In those moments waiting for their race to start that I find myself filling with gratitude that my children are alive. Filling with gratitude that while it’s imperfect to have to stay alive with insulin injections, alive they are. Filling with gratitude that their future and opportunities are rarely limited by type 1 diabetes. Yes, there are extra steps that go into everyday life and athletic endeavours but they are not insurmountable. I find myself reflecting on the number of people who provide the backdrop for my kids success. The healthcare providers, family and all the people who help keep their dad and I sane so we can keep on keeping on.

It really is the starting line where I feel we have already won the race.

The medals are just the gravy.

20130504-234133.jpg

20130504-234146.jpg

20130504-234158.jpg

20130504-234209.jpg

20130504-234217.jpg

Ice cream, diabetes & the big questions

Tonight after running I took Ave and lilG to get some ice cream. Spirits were definitely high with our spontaneous little treat. We took our ice cream to go because we were all covered with spring mud.

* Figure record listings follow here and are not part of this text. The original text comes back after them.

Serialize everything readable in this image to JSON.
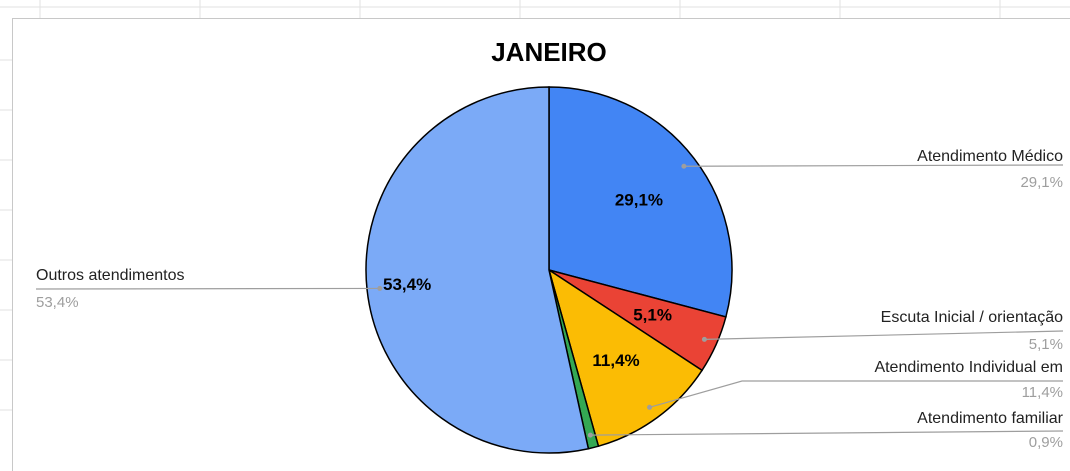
{
  "chart_data": {
    "type": "pie",
    "title": "JANEIRO",
    "categories": [
      "Atendimento Médico",
      "Escuta Inicial / orientação",
      "Atendimento Individual em",
      "Atendimento familiar",
      "Outros atendimentos"
    ],
    "values": [
      29.1,
      5.1,
      11.4,
      0.9,
      53.4
    ],
    "value_labels": [
      "29,1%",
      "5,1%",
      "11,4%",
      "0,9%",
      "53,4%"
    ],
    "colors": [
      "#4285f4",
      "#ea4335",
      "#fbbc04",
      "#34a853",
      "#7baaf7"
    ]
  }
}
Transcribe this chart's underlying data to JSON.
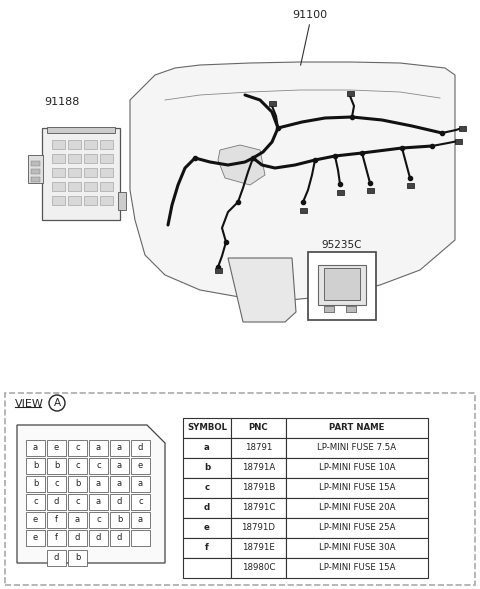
{
  "bg_color": "#ffffff",
  "part_numbers": {
    "main_harness": "91100",
    "junction_box": "91188",
    "relay": "95235C"
  },
  "view_label": "VIEW",
  "view_letter": "A",
  "fuse_grid": [
    [
      "a",
      "e",
      "c",
      "a",
      "a",
      "d"
    ],
    [
      "b",
      "b",
      "c",
      "c",
      "a",
      "e"
    ],
    [
      "b",
      "c",
      "b",
      "a",
      "a",
      "a"
    ],
    [
      "c",
      "d",
      "c",
      "a",
      "d",
      "c"
    ],
    [
      "e",
      "f",
      "a",
      "c",
      "b",
      "a"
    ],
    [
      "e",
      "f",
      "d",
      "d",
      "d",
      ""
    ]
  ],
  "fuse_bottom": [
    "d",
    "b"
  ],
  "table_headers": [
    "SYMBOL",
    "PNC",
    "PART NAME"
  ],
  "table_rows": [
    [
      "a",
      "18791",
      "LP-MINI FUSE 7.5A"
    ],
    [
      "b",
      "18791A",
      "LP-MINI FUSE 10A"
    ],
    [
      "c",
      "18791B",
      "LP-MINI FUSE 15A"
    ],
    [
      "d",
      "18791C",
      "LP-MINI FUSE 20A"
    ],
    [
      "e",
      "18791D",
      "LP-MINI FUSE 25A"
    ],
    [
      "f",
      "18791E",
      "LP-MINI FUSE 30A"
    ],
    [
      "",
      "18980C",
      "LP-MINI FUSE 15A"
    ]
  ],
  "dashed_border_color": "#aaaaaa",
  "table_border_color": "#333333",
  "text_color": "#222222",
  "grid_color": "#555555"
}
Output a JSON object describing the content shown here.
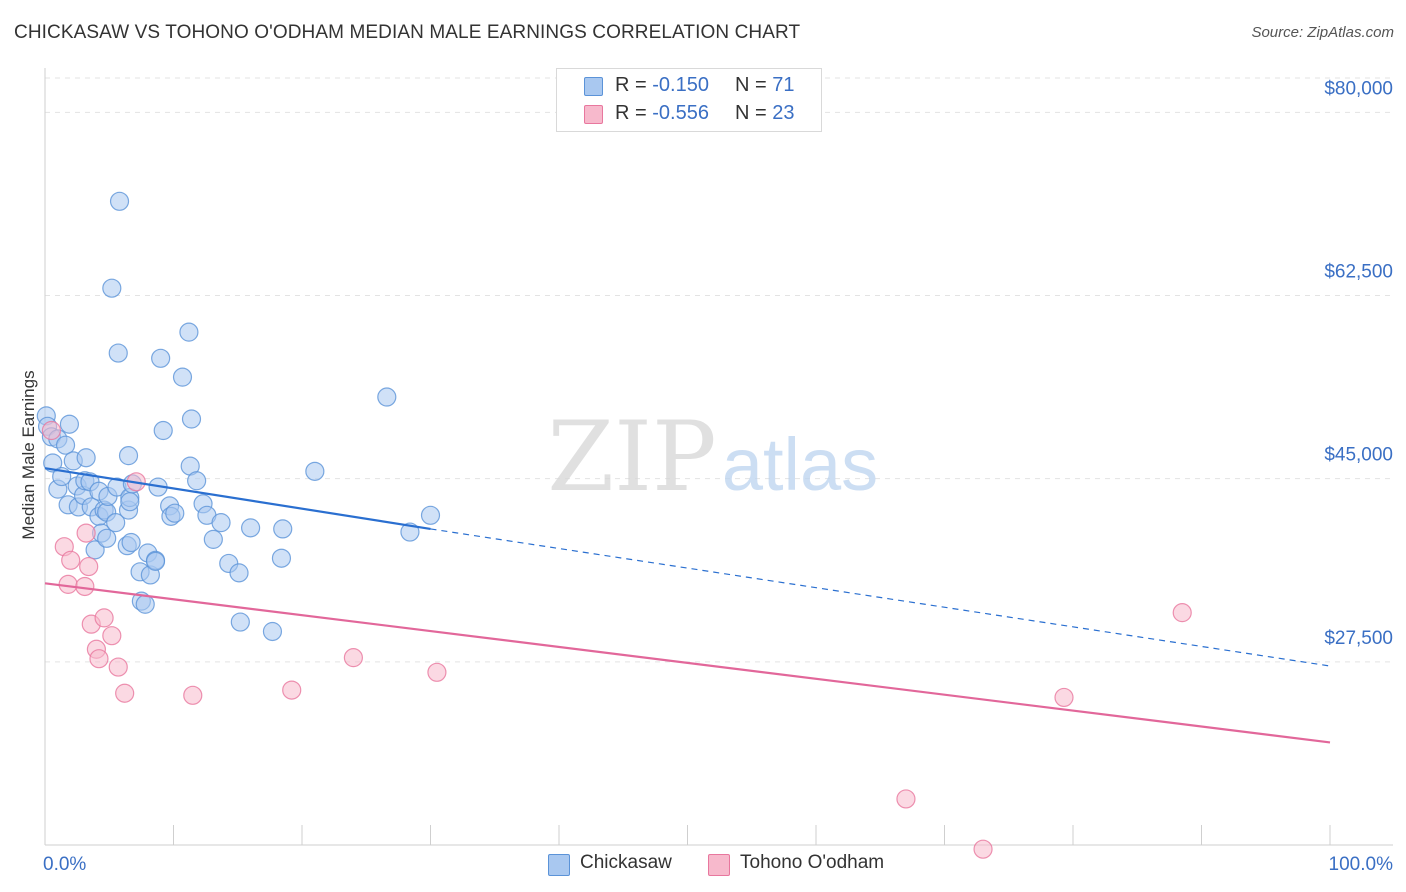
{
  "header": {
    "title": "CHICKASAW VS TOHONO O'ODHAM MEDIAN MALE EARNINGS CORRELATION CHART",
    "source": "Source: ZipAtlas.com"
  },
  "watermark": {
    "zip": "ZIP",
    "atlas": "atlas"
  },
  "legend_stats": [
    {
      "r_label": "R =",
      "r_value": "-0.150",
      "n_label": "N =",
      "n_value": "71",
      "color": "#a9c8f0"
    },
    {
      "r_label": "R =",
      "r_value": "-0.556",
      "n_label": "N =",
      "n_value": "23",
      "color": "#f7b9cc"
    }
  ],
  "chart_data": {
    "type": "scatter",
    "title": "CHICKASAW VS TOHONO O'ODHAM MEDIAN MALE EARNINGS CORRELATION CHART",
    "xlabel": "",
    "ylabel": "Median Male Earnings",
    "xlim": [
      0,
      100
    ],
    "ylim": [
      10000,
      85000
    ],
    "x_tick_labels": [
      "0.0%",
      "100.0%"
    ],
    "y_ticks": [
      27500,
      45000,
      62500,
      80000
    ],
    "y_tick_labels": [
      "$27,500",
      "$45,000",
      "$62,500",
      "$80,000"
    ],
    "grid": true,
    "legend_position": "bottom",
    "series": [
      {
        "name": "Chickasaw",
        "color": "#5b93d8",
        "fill": "#a9c8f0",
        "points": [
          [
            0.1,
            51000
          ],
          [
            0.2,
            50000
          ],
          [
            0.5,
            49000
          ],
          [
            0.6,
            46500
          ],
          [
            1.0,
            48800
          ],
          [
            1.0,
            44000
          ],
          [
            1.3,
            45200
          ],
          [
            1.6,
            48200
          ],
          [
            1.8,
            42500
          ],
          [
            1.9,
            50200
          ],
          [
            2.2,
            46700
          ],
          [
            2.5,
            44300
          ],
          [
            2.6,
            42300
          ],
          [
            3.0,
            43400
          ],
          [
            3.1,
            44800
          ],
          [
            3.2,
            47000
          ],
          [
            3.5,
            44700
          ],
          [
            3.6,
            42300
          ],
          [
            3.9,
            38200
          ],
          [
            4.2,
            41400
          ],
          [
            4.2,
            43800
          ],
          [
            4.4,
            39800
          ],
          [
            4.6,
            42000
          ],
          [
            4.8,
            41800
          ],
          [
            4.8,
            39300
          ],
          [
            4.9,
            43300
          ],
          [
            5.2,
            63200
          ],
          [
            5.5,
            40800
          ],
          [
            5.6,
            44200
          ],
          [
            5.7,
            57000
          ],
          [
            5.8,
            71500
          ],
          [
            6.4,
            38600
          ],
          [
            6.5,
            42000
          ],
          [
            6.5,
            47200
          ],
          [
            6.6,
            43200
          ],
          [
            6.6,
            42800
          ],
          [
            6.7,
            38900
          ],
          [
            6.8,
            44500
          ],
          [
            7.4,
            36100
          ],
          [
            7.5,
            33300
          ],
          [
            7.8,
            33000
          ],
          [
            8.0,
            37900
          ],
          [
            8.2,
            35800
          ],
          [
            8.6,
            37200
          ],
          [
            8.6,
            37100
          ],
          [
            8.8,
            44200
          ],
          [
            9.0,
            56500
          ],
          [
            9.2,
            49600
          ],
          [
            9.7,
            42400
          ],
          [
            9.8,
            41400
          ],
          [
            10.1,
            41700
          ],
          [
            10.7,
            54700
          ],
          [
            11.2,
            59000
          ],
          [
            11.3,
            46200
          ],
          [
            11.4,
            50700
          ],
          [
            11.8,
            44800
          ],
          [
            12.3,
            42600
          ],
          [
            12.6,
            41500
          ],
          [
            13.1,
            39200
          ],
          [
            13.7,
            40800
          ],
          [
            14.3,
            36900
          ],
          [
            15.1,
            36000
          ],
          [
            15.2,
            31300
          ],
          [
            16.0,
            40300
          ],
          [
            17.7,
            30400
          ],
          [
            18.4,
            37400
          ],
          [
            18.5,
            40200
          ],
          [
            21.0,
            45700
          ],
          [
            26.6,
            52800
          ],
          [
            28.4,
            39900
          ],
          [
            30.0,
            41500
          ]
        ]
      },
      {
        "name": "Tohono O'odham",
        "color": "#e8779e",
        "fill": "#f7b9cc",
        "points": [
          [
            0.5,
            49600
          ],
          [
            1.5,
            38500
          ],
          [
            1.8,
            34900
          ],
          [
            2.0,
            37200
          ],
          [
            3.1,
            34700
          ],
          [
            3.2,
            39800
          ],
          [
            3.4,
            36600
          ],
          [
            3.6,
            31100
          ],
          [
            4.0,
            28700
          ],
          [
            4.2,
            27800
          ],
          [
            4.6,
            31700
          ],
          [
            5.2,
            30000
          ],
          [
            5.7,
            27000
          ],
          [
            6.2,
            24500
          ],
          [
            7.1,
            44700
          ],
          [
            11.5,
            24300
          ],
          [
            19.2,
            24800
          ],
          [
            24.0,
            27900
          ],
          [
            30.5,
            26500
          ],
          [
            67.0,
            14400
          ],
          [
            73.0,
            9600
          ],
          [
            79.3,
            24100
          ],
          [
            88.5,
            32200
          ]
        ]
      }
    ],
    "trend_lines": [
      {
        "series": "Chickasaw",
        "solid": [
          [
            0,
            46000
          ],
          [
            30,
            40200
          ]
        ],
        "dashed": [
          [
            30,
            40200
          ],
          [
            100,
            27100
          ]
        ]
      },
      {
        "series": "Tohono O'odham",
        "solid": [
          [
            0,
            35000
          ],
          [
            100,
            19800
          ]
        ]
      }
    ]
  }
}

Merrily we were driving along, when out of seemingly nowhere, lilG asked me if his own kids would have diabetes? was it in his DNA? A beautiful opening for a mumma such as myself to talk about current research and all the big ‘we don’t know’s’. His sister added in some of her thoughts about cures in mice and artificial pancreas videos she had seen.

I was really pleased and happy that lilG was asking his questions… until his next question brought a sharp pain to my heart… the question I’d guess he really wanted to ask…

Mum, did I do something wrong that I got diabetes?

I know it’s completely developmentally age appropriate yadda yadda yadda ya BUT it hurts so bad. Hurts to wonder if he has been holding that BIG BIG question inside for years. I’m so glad he got it out. I’m so glad he finally asked it. I managed to keep calm and reassure him that it was absolutely not anything he did wrong that led to his diabetes diagnosis. We talked about how nobody knows for sure why but that it was nothing he did, or his sister did or his brother did to be diagnosed with diabetes.

He seemed satisfied with my answers and our discussion. He easily moved on to his next topic ( yes it did relate to excessive gas after beans ).

As he moved on to other subjects tears rolled down my face. There are days where I think I have no more tears left for diabetes. Today isn’t one of those days.